Increase of Eligible Buyers: At the proponents' projected annual $1 billion level, HCD estimates that this activity will generate economic benefits that include 46,000 construction period jobs and 9,300 ongoing jobs. HCD further estimates an economic boost of $12.5 billion in direct and indirect economic benefits to communities statewide.
Community Improvements: HCD states that it believes such an annual investment in housing statewide will improve communities, bring in retail and services, and redevelop communities and neighborhoods where wide swaths of foreclosed homes, deserted businesses and abandoned developments make areas unlivable, thus creating regions that are more appealing to purchasers of new and previously occupied homes.
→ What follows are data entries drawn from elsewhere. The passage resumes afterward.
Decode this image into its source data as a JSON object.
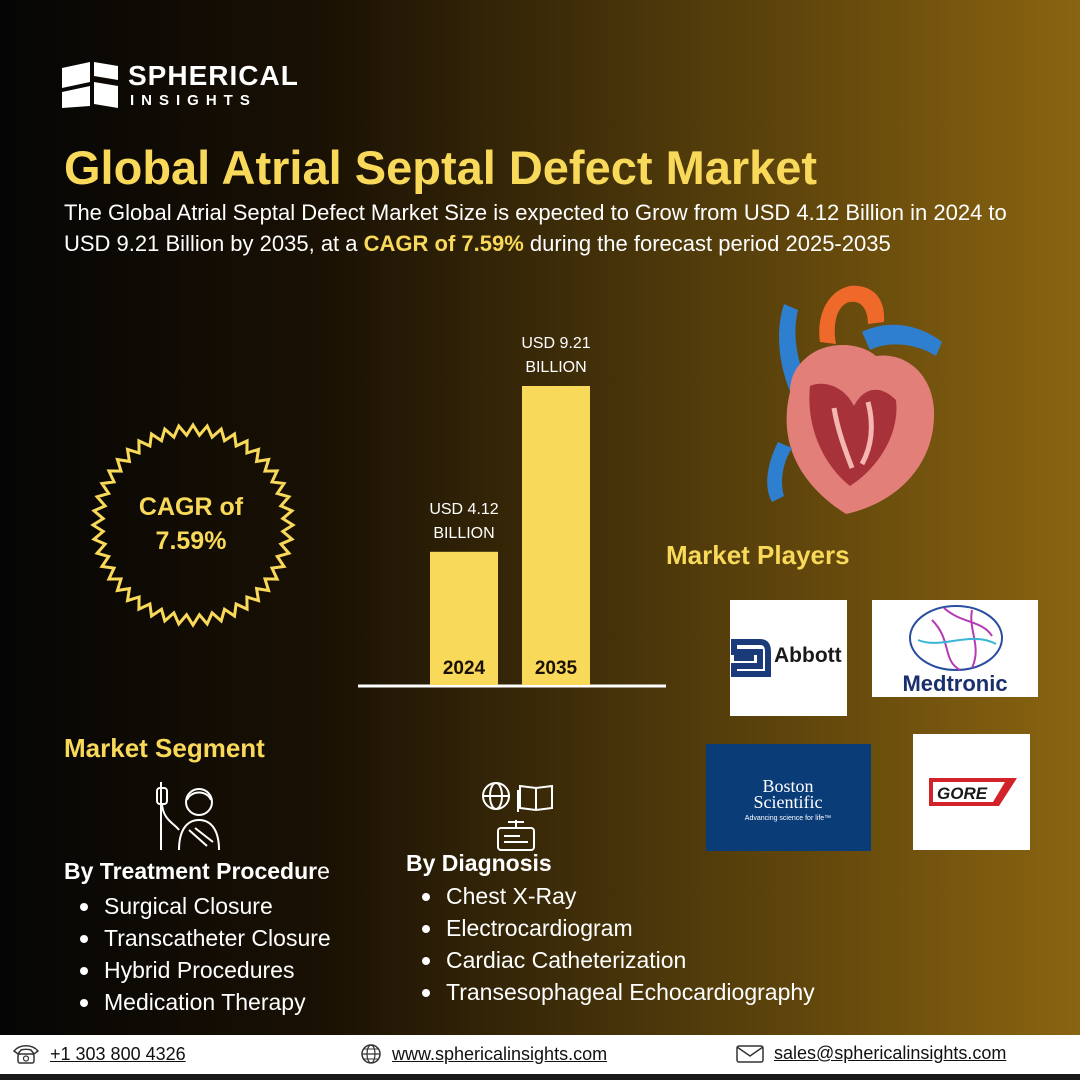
{
  "brand": {
    "name_line1": "SPHERICAL",
    "name_line2": "INSIGHTS"
  },
  "title": "Global Atrial Septal Defect Market",
  "description": {
    "before": "The Global Atrial Septal Defect Market Size is expected to Grow from USD 4.12 Billion in 2024 to USD 9.21 Billion by 2035, at a ",
    "highlight": "CAGR of 7.59%",
    "after": " during the forecast period 2025-2035"
  },
  "cagr_badge": {
    "line1": "CAGR of",
    "line2": "7.59%"
  },
  "chart_data": {
    "type": "bar",
    "categories": [
      "2024",
      "2035"
    ],
    "values": [
      4.12,
      9.21
    ],
    "value_labels": [
      [
        "USD 4.12",
        "BILLION"
      ],
      [
        "USD 9.21",
        "BILLION"
      ]
    ],
    "ylim": [
      0,
      9.21
    ],
    "color": "#f9d95a"
  },
  "market_players": {
    "title": "Market Players",
    "logos": [
      {
        "name": "Abbott"
      },
      {
        "name": "Medtronic"
      },
      {
        "name": "Boston",
        "name2": "Scientific",
        "tagline": "Advancing science for life™"
      },
      {
        "name": "GORE"
      }
    ]
  },
  "market_segment": {
    "title": "Market Segment",
    "treatment": {
      "heading_main": "By Treatment Procedur",
      "heading_last": "e",
      "items": [
        "Surgical Closure",
        "Transcatheter Closure",
        "Hybrid Procedures",
        "Medication Therapy"
      ]
    },
    "diagnosis": {
      "heading": "By Diagnosis",
      "items": [
        "Chest X-Ray",
        "Electrocardiogram",
        "Cardiac Catheterization",
        "Transesophageal Echocardiography"
      ]
    }
  },
  "footer": {
    "phone": "+1 303 800 4326",
    "website": "www.sphericalinsights.com",
    "email": "sales@sphericalinsights.com"
  },
  "colors": {
    "accent": "#f9d95a",
    "boston_blue": "#0a3c78",
    "gore_red": "#d3232a"
  }
}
3. C.A.R. expressly indicated to HCD in 2008 that it could support the following Sources of Permanent Funding for Affordable Housing:
a) Creation of a secondary market for California mortgages; similar to the “Callie Mae” effort of the ‘80’s. b) Tax credit to businesses that provide housing assistance to employees. c) Tax credit for private investment in affordable housing. d) Voluntary tax check-off dedicated to affordable housing projects. e) Raise the redevelopment low-mod increment from 20% to 30%. f) Fair share allocation to state from National Housing Trust Fund. g) Housing bonds. (C.A.R. actively supported passage of Proposition 1C.) h) Unused redevelopment housing set-aside funds placed in the State Housing Trust Fund. i) Gas tax dedication of a percentage to area housing production. (C.A.R. would support if proceeds dedicated to such affirmative uses as density bonus incentives, urban infill projects and mixed use developments.) j) Tax write-off for contributions to housing trust funds.
Do any of these C.A.R.-recommended options warrant a repeated recommendation to HCD in place of the two sources recommended by HCD above; should C.A.R support the HCD recommended sources; or should C.A.R., consistent with existing policy, simply oppose the HCD-recommended sources?